To avoid the time-consuming problem of negotiating with hospitals, California began an approach called “reference pricing.” California state employees, retirees and their families are enrolled in CalPERS – one of the largest employee benefits plans in the country. With the help of the health insurer Anthem, CalPERS discovered that its charges for hip and knee replacements varied from about $15,000 to $110,000 at various hospitals across the state. CalPERS agreed to pay the full cost for beneficiaries who got a joint replacement at any of about 40 hospitals that routinely charged $30,000 or less. If employees went elsewhere, they had to pay the difference. No hospital negotiations were needed.

Within two years, the average cost of hip and knee replacements across the whole state of California fell below $30,000!

In our last post, we discussed the importance of eliminating Certificate of Need (CON) laws, which create huge regulatory obstacles to newcomers who want to open a hospital or nursing home. Studies show that CON laws raise costs and lower quality (the opposite of competition!) As a result ,15 states have repealed them. In contrast, Hawaii has CON barriers to entry for 28 different services, North Carolina for 27 services, and the District of Columbia for 25 services. You can be sure that healthcare is more expensive in all of these states.

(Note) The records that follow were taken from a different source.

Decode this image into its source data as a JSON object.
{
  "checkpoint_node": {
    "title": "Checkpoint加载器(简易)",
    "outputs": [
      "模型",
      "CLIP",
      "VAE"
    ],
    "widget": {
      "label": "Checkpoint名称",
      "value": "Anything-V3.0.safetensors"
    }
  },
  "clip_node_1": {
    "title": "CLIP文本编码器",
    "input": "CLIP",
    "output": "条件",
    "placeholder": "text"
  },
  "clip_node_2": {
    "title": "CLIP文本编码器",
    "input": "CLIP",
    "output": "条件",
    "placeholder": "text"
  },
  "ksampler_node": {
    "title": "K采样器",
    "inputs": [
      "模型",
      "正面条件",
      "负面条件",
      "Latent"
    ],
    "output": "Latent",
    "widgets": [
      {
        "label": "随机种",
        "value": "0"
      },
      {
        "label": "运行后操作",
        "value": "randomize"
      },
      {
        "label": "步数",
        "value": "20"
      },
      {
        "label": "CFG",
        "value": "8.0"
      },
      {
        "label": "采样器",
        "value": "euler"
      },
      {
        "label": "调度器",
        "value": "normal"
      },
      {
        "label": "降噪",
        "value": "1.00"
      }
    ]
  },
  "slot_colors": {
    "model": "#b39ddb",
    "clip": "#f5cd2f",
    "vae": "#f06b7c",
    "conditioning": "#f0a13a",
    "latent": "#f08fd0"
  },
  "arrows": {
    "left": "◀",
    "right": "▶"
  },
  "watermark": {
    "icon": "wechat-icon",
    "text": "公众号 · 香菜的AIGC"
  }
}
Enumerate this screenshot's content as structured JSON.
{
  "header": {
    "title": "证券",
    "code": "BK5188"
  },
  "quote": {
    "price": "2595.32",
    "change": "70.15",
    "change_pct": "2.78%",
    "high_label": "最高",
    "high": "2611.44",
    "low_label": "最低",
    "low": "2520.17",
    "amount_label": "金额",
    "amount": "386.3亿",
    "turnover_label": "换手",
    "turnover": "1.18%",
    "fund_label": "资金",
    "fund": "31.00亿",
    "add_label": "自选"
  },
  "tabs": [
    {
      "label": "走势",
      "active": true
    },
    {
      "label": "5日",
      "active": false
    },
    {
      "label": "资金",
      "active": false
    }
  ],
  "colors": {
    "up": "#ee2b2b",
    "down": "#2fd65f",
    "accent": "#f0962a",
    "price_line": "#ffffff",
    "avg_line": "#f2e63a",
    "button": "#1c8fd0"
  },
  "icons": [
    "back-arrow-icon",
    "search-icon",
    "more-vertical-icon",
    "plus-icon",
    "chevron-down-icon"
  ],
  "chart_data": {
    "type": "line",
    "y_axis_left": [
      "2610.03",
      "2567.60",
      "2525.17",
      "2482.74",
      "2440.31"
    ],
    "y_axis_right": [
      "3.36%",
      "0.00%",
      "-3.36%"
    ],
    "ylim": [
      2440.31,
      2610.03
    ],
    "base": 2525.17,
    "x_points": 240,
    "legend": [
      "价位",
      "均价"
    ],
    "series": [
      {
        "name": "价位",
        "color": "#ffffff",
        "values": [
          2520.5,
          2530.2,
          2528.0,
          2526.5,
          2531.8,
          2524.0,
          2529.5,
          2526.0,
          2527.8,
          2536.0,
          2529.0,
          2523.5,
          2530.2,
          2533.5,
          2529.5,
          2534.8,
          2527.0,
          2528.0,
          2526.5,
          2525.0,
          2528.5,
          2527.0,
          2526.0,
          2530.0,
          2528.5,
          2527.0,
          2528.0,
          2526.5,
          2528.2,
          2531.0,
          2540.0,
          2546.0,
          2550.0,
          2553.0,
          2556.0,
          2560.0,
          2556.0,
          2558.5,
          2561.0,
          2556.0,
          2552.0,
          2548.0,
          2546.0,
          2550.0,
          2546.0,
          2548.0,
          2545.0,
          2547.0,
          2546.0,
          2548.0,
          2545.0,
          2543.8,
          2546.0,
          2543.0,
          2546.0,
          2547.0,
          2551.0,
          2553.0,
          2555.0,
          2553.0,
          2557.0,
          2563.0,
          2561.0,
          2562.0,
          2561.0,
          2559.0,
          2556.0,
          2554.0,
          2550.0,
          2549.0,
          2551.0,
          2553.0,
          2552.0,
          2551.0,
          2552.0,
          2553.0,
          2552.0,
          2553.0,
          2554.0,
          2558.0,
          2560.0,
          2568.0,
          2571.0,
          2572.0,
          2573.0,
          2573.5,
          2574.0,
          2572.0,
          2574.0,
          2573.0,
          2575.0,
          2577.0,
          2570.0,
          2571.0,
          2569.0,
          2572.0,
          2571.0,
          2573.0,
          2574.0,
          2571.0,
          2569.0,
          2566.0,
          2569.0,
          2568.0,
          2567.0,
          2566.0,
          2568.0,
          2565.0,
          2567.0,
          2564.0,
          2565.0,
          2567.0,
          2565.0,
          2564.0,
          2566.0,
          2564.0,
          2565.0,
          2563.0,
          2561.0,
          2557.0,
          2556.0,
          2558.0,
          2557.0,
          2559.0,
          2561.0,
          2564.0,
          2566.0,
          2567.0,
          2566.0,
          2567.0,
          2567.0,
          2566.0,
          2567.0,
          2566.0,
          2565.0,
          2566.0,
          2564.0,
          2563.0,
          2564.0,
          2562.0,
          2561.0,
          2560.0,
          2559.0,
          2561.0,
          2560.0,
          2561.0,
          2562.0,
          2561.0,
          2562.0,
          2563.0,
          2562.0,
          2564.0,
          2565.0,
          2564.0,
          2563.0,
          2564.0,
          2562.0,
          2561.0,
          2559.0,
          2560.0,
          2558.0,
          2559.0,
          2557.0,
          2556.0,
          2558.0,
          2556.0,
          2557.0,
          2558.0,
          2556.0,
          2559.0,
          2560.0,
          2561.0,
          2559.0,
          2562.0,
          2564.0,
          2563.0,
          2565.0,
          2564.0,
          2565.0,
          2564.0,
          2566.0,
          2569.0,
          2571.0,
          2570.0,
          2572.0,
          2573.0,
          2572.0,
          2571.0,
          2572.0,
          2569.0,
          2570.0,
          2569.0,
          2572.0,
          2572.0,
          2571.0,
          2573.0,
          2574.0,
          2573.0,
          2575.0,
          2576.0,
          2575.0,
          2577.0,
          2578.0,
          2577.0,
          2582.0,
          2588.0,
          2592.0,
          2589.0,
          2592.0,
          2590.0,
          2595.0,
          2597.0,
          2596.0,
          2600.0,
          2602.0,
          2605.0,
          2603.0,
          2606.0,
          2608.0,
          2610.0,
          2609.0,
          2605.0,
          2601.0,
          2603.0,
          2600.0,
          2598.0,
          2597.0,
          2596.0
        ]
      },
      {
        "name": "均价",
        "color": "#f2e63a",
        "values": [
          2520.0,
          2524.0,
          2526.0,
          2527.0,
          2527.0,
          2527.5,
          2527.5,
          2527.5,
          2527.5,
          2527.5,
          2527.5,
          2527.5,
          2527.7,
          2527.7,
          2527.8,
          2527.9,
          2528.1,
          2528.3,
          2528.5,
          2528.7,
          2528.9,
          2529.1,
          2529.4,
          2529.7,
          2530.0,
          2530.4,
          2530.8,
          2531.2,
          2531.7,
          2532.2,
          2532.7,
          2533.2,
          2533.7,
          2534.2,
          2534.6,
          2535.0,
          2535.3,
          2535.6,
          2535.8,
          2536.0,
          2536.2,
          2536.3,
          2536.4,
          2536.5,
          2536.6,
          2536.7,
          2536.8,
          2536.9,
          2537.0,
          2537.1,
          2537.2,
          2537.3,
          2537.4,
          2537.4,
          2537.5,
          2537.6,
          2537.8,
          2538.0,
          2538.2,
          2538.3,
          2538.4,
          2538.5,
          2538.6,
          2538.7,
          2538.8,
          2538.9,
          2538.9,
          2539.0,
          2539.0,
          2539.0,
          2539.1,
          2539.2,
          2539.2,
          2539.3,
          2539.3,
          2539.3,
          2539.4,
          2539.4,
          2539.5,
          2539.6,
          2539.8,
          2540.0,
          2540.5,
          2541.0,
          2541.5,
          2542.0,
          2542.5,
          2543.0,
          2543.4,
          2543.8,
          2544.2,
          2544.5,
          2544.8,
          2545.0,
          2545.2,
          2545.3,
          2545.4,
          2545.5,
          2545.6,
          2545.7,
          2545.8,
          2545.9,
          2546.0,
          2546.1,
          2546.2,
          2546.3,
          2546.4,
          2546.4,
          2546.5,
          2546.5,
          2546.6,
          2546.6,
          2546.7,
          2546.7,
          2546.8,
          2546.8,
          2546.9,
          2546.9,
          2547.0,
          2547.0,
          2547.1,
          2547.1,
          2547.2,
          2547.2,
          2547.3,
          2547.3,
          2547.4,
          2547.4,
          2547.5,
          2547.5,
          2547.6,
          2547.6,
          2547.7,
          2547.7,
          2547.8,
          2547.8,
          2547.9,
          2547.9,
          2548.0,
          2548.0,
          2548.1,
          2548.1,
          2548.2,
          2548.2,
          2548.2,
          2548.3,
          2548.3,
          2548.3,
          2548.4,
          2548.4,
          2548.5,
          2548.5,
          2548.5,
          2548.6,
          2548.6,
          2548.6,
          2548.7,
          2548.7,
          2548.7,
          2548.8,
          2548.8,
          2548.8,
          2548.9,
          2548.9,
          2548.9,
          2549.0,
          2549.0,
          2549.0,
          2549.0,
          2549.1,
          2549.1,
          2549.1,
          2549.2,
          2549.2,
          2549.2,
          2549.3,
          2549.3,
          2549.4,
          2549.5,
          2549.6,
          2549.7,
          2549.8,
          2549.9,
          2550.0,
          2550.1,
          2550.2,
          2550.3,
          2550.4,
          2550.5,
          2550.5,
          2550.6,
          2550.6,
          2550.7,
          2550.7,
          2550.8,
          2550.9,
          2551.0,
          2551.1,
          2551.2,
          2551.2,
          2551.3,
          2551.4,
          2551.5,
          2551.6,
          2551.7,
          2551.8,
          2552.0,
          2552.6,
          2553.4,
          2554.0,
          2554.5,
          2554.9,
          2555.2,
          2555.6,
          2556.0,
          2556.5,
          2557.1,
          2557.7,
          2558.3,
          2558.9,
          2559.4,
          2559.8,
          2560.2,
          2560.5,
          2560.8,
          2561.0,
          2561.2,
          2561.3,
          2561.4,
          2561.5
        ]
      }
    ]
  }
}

States can also create alternatives to ObamaCare. The average premium for an individual last year was $7,100 and the average deductible was $4,364. That means if you’re not getting a subsidy from the government, you will have to pay more than $11,000 before you will get any benefits whatsoever from your health plan!

But there are alternatives. Some states exempt plans sold through the Farm Bureau from state insurance regulation. Since federal regulation, like ObamaCare, only applies to plans regulated by states as insurance, Farm Bureau plans are not subject to ObamaCare regulations. It is true that these plans can exclude applicants because of health conditions, but once enrolled, membership is guaranteed to be renewable even with a change in health status. Premiums and deductibles are far more affordable than under ObamaCare and satisfaction is very high.

There are also so-called “short-term insurance” plans. These plans have been available for years to serve as gap insurance for people moving between jobs, from home to school or from school to a job. Traditionally, these plans last for about 12 months and ObamaCare mandated benefits don’t apply. As a result they are cheaper, more affordable and good for meeting limited needs.

The Obama administration tried to limit the use of these plans to three months with no renewals. The Trump administration reversed these policies, extending them again to 12 months and allowing renewals up to three years. Furthermore, people are allowed to buy a second type of insurance to bridge the gaps between three-year periods, allowing the use of these plans indefinitely. Critics have claimed that these plans destabilize the Obamacare individual market, but studies by Paragon CEO Brian Blasé found that in half the states that are allowing short-term plans to take full advantage of the Trump reforms, the overall market is actually working better.